“Easy, little mon,” he said leisurely, regarding the small fury before him with mournful interest. “Eh, but thee do be a little spit-cat, surely!”
James Moore stood, breathing deep, his hand still buried in Owd Bob's coat.
“If yo'd touched him,” he explained, “I couldna ha' stopped him. He'd ha' mauled yo' afore iver I could ha' had him off. They're bad to hold, the Gray Dogs, when they're roosed.”
“Ay, ma word, that they are!” corroborated Tammas, speaking from the experience of sixty years. “Once on, yo' canna get 'em off.”
The little man turned away.
“Ye're all agin me,” he said, and his voice shook. A pitiful figure he made, standing there with the water dripping from him. A red stream was running slowly from his chin; his head was bare, and face working.

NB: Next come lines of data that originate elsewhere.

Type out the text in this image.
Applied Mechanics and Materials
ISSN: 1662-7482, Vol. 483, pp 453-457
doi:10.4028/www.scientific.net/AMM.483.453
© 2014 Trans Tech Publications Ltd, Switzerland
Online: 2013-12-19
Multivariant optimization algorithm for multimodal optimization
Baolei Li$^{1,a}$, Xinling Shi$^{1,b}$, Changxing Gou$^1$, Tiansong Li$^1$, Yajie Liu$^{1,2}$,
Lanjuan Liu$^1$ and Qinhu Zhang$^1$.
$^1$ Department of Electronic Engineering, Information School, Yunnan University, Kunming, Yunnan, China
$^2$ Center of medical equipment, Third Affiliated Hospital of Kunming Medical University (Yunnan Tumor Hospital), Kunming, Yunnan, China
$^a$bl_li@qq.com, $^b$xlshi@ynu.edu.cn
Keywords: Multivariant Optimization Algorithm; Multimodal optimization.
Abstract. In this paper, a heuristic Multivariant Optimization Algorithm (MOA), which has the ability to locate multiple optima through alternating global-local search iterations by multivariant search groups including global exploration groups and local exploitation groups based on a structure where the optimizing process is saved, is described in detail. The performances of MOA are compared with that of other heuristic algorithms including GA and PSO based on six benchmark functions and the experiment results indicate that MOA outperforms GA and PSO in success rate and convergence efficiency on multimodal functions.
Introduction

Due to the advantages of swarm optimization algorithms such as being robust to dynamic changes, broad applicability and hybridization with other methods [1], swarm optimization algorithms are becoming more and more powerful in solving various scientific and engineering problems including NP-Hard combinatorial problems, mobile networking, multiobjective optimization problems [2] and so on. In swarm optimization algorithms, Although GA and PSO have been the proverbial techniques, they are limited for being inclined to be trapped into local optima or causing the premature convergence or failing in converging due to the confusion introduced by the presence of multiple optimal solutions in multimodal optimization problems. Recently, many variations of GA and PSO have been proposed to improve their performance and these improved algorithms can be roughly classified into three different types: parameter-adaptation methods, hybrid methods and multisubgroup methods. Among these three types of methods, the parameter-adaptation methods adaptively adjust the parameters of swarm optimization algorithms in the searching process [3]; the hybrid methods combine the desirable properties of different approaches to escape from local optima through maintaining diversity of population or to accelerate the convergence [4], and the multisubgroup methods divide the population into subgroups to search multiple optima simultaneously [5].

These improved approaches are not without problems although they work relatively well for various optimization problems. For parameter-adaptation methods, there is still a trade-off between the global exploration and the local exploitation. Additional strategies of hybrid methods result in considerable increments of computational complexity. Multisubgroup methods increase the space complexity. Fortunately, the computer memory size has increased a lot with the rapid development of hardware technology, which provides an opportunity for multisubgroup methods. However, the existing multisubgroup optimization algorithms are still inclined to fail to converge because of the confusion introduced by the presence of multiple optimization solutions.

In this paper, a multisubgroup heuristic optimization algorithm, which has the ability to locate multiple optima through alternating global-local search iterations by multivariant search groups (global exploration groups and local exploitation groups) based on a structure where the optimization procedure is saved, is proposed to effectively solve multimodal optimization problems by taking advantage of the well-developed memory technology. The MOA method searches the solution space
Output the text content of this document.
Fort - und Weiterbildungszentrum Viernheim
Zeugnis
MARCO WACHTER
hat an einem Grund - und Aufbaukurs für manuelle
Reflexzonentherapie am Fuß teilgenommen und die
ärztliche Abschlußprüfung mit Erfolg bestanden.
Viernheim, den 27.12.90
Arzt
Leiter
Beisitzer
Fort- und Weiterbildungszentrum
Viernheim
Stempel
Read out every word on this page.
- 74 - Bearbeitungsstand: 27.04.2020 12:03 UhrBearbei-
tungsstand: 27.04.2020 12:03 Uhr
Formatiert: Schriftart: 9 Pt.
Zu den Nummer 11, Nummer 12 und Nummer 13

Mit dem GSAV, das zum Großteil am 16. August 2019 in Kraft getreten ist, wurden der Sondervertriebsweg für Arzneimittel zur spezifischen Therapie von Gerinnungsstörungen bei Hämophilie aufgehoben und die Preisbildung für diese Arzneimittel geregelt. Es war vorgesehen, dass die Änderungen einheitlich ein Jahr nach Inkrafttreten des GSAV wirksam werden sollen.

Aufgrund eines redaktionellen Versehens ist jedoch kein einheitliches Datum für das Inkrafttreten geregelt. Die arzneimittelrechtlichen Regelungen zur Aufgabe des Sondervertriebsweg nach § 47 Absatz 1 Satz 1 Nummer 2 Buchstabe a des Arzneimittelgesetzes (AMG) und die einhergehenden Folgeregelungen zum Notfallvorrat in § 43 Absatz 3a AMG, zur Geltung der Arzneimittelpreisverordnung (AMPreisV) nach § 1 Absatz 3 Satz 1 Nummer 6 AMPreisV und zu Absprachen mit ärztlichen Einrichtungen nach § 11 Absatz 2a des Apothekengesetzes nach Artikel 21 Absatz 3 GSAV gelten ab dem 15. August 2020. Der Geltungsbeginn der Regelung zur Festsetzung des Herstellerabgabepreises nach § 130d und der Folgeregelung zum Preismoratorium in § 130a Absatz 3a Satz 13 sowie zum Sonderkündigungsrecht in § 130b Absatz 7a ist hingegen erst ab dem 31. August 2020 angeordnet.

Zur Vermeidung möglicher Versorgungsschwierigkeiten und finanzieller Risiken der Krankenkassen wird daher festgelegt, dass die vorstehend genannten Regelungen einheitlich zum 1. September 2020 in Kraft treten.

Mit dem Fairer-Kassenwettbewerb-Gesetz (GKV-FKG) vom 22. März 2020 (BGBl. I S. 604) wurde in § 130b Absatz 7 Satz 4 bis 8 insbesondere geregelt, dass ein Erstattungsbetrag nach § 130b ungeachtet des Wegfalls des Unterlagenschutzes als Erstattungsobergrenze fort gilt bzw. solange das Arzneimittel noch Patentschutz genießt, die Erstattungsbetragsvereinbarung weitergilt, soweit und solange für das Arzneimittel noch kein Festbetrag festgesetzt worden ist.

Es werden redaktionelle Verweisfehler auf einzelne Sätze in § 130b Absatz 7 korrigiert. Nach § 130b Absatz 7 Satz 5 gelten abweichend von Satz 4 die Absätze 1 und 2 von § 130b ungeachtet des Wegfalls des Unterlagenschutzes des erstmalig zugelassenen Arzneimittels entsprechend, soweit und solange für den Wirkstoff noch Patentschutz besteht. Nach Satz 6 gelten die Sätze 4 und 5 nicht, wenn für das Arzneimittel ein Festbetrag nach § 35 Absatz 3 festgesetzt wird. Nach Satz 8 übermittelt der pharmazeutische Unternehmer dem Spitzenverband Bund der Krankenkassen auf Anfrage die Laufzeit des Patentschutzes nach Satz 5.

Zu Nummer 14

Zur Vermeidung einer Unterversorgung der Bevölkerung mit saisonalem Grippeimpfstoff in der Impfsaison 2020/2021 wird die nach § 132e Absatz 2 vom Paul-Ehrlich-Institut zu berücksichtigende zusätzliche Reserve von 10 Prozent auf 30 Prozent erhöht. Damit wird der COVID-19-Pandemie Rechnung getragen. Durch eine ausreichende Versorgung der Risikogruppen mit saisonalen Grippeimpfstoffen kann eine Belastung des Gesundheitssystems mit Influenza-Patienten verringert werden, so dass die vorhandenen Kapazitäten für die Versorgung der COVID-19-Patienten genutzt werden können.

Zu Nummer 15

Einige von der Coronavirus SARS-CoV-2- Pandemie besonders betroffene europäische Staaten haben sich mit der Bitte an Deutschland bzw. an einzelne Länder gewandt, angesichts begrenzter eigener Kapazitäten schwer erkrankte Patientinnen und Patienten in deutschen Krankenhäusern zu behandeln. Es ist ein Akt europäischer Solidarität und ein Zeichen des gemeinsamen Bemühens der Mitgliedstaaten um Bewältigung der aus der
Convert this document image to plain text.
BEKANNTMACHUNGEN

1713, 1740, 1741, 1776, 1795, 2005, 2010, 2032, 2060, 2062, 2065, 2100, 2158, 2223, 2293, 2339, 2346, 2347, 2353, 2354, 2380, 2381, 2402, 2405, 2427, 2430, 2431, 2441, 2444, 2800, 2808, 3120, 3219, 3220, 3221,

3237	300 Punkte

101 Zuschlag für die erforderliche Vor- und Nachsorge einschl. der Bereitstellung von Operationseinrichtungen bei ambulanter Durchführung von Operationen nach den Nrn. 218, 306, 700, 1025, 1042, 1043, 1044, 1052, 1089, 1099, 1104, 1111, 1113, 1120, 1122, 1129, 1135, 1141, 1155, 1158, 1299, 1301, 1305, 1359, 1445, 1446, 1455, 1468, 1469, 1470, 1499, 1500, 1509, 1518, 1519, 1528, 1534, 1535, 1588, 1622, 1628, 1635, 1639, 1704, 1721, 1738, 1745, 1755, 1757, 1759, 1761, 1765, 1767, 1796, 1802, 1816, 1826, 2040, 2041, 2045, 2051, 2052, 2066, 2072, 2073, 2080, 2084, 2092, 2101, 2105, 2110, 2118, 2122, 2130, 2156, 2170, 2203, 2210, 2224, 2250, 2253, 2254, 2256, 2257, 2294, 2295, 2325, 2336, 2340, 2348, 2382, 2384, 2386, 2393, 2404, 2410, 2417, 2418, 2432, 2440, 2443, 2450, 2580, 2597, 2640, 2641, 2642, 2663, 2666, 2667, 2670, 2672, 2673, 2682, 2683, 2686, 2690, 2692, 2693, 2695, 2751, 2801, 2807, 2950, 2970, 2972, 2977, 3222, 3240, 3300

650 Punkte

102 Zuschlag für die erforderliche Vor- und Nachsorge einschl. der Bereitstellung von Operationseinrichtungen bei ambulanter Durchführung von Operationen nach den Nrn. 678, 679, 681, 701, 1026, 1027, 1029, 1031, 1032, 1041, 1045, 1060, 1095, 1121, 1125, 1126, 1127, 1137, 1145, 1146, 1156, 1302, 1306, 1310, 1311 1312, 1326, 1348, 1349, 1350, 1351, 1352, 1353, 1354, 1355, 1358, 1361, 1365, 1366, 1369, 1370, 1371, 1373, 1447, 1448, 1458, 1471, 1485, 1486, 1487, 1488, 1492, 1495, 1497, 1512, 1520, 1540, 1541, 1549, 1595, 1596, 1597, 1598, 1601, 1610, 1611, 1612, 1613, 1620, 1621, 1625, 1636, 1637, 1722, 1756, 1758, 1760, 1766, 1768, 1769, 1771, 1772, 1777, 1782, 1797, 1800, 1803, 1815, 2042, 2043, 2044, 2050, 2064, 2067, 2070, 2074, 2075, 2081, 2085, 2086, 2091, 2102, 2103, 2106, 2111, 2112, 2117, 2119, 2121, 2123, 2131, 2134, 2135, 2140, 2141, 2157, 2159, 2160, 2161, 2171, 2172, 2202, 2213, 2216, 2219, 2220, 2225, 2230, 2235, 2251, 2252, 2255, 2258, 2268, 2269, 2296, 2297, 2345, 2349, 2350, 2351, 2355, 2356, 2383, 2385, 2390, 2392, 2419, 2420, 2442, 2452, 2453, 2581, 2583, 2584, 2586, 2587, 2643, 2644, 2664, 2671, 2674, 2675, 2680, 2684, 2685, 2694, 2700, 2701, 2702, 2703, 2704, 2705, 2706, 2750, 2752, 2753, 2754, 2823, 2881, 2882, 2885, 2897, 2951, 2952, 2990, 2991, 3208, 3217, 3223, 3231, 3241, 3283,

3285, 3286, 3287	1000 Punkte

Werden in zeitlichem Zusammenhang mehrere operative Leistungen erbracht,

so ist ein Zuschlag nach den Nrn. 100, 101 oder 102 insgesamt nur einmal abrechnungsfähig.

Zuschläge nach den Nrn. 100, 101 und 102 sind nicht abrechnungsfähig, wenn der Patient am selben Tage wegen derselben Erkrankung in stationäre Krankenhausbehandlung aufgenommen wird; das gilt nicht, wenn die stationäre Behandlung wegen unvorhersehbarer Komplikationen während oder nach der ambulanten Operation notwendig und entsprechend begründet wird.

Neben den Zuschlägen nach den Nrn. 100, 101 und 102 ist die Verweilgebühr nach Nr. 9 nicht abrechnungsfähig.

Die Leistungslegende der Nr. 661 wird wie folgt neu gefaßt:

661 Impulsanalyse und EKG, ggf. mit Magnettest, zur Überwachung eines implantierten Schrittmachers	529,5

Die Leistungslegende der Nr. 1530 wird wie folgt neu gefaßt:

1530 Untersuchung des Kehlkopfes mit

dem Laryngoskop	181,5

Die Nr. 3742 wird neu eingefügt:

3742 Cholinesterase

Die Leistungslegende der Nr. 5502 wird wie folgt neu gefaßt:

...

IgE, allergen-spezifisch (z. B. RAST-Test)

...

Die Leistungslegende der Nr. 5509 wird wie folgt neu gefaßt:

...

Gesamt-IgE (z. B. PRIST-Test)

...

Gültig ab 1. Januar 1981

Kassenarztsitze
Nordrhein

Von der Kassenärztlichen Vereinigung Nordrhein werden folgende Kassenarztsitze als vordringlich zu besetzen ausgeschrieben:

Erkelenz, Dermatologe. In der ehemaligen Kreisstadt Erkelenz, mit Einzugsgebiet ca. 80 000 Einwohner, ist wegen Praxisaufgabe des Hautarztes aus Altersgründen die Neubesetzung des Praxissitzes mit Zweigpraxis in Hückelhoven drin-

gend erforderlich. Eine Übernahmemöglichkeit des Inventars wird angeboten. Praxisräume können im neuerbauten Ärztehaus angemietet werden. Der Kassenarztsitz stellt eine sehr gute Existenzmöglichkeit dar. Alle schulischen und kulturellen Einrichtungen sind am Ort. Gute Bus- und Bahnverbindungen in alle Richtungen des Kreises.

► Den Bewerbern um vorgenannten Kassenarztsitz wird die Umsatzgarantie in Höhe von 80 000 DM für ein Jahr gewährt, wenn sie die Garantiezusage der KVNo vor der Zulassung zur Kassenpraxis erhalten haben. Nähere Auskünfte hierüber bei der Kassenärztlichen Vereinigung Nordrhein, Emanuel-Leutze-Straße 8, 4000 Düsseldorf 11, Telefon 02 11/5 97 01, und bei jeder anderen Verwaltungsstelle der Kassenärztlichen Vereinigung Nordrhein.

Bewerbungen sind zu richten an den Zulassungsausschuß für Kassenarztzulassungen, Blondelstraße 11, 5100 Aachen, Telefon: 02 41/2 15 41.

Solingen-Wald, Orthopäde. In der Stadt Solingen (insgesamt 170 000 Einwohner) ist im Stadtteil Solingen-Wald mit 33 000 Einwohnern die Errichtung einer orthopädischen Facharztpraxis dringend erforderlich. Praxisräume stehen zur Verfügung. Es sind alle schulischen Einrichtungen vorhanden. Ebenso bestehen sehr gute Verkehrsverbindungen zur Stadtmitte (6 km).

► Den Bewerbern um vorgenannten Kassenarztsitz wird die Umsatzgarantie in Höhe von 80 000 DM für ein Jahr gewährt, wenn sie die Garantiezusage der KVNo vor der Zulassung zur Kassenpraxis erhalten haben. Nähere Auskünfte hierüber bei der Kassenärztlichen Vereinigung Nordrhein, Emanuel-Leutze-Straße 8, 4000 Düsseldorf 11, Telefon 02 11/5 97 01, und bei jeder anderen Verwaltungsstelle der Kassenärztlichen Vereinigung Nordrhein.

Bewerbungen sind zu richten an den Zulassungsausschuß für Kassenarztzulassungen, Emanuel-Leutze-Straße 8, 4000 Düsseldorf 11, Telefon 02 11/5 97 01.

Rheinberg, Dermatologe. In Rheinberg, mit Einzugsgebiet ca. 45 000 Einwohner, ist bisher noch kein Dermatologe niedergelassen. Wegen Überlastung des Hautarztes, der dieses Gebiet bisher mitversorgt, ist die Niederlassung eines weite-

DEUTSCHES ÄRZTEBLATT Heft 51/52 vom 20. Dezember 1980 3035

James Moore stood eyeing him with some pity and some contempt. Behind was Tammas, enjoying the scene. While Sam'l regarded them all with an impassive melancholy.
M'Adam turned and bent over Red Wull, who still lay like a dead thing. As his master handled him, the button-tail quivered feebly; he opened his eyes, looked about him, snarled faintly, and glared with devilish hate at the gray dog and the group with him.
The little man picked him up, stroking him tenderly. Then he turned away and on to the bridge. Half-way across he stopped. It rattled feverishly beneath him, for he still trembled like a palsied man.
“Man, Moore!” he called, striving to quell the agitation in his voice—“I wad shoot yon dog.”